Assistant Professor Moran Benhar
Alzheimer’s disease (AD), the most common neurodegenerative disorder, is characterized by progressive loss of memory and other cognitive functions. The two core pathological hallmarks of AD are amyloid plaques and neurofibrillary tangles, which are thought to contribute to the death of neurons leading and disease progression. These events are commonly associated with inflammation of the nervous tissue and elevated levels of free radicals, in particular nitric oxide. This proposal is focused on mechanisms that link increased nitric oxide levels to neuronal damage in AD.
Many of the cellular effects of nitric oxide are mediated by a process known as S-nitrosylation, in which nitric oxide modifies cysteine residues in various proteins. S-nitrosylation is known to regulate the activity of multiple proteins that are implicated in AD pathogenesis, but, whether and how this process may affect AD progression is not well understood.

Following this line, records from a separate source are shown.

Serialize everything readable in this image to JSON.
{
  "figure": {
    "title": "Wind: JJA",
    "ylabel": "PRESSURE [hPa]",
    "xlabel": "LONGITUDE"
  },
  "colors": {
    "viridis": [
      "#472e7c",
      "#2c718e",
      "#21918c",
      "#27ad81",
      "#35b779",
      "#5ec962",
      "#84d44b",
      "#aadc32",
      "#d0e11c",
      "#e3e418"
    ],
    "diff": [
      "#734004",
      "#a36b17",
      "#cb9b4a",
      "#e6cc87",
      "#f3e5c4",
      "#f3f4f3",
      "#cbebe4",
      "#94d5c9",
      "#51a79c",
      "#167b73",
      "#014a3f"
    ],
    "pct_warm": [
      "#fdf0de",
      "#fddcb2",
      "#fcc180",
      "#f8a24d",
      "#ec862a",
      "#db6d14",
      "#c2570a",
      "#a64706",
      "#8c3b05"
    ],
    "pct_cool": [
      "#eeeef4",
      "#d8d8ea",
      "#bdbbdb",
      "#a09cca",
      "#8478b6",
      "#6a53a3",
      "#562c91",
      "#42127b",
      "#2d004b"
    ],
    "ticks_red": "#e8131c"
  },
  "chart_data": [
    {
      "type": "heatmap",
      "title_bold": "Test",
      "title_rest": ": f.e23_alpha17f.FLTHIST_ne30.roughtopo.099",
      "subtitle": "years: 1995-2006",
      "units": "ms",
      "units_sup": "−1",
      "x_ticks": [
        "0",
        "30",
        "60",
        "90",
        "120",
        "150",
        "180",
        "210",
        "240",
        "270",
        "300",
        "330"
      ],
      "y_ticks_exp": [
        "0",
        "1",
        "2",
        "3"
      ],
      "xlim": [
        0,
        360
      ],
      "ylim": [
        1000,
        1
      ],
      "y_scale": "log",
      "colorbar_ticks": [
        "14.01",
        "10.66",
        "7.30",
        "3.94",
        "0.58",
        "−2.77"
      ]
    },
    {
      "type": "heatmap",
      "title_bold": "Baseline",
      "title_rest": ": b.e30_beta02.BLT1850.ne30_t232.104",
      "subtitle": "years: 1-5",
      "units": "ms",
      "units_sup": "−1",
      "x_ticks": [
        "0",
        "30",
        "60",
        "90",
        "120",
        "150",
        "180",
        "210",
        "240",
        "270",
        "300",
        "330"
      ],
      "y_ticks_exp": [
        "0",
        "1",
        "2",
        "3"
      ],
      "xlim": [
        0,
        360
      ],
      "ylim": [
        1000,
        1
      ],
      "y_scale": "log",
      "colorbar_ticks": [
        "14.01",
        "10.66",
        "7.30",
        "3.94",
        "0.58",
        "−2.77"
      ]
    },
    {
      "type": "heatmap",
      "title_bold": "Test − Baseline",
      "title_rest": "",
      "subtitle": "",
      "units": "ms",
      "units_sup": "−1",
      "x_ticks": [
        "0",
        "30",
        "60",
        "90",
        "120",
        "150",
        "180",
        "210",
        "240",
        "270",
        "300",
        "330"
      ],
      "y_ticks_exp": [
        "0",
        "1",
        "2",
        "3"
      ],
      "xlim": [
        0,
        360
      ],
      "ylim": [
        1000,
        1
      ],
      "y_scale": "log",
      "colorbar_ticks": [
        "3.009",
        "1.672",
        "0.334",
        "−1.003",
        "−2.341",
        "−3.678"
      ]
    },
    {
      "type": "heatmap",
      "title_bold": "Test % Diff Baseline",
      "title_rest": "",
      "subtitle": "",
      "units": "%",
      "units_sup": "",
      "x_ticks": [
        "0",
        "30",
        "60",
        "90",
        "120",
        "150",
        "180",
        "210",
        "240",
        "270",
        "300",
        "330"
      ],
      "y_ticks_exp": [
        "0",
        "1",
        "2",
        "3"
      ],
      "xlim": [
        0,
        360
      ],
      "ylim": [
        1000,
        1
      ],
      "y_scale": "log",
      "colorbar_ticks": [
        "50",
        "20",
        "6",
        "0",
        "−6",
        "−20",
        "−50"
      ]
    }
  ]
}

Here, we propose to investigate the involvement of S-nitrosylation in AD. First, we will apply a novel method to identify nitrosylated proteins in the mouse brain using an established animal model of AD. We will then examine if S-nitrosylation regulates the activity of selected proteins indentified in the proteomic screen. We will also explore if interventions that reduce S-nitrosylation may result in improved neuronal survival.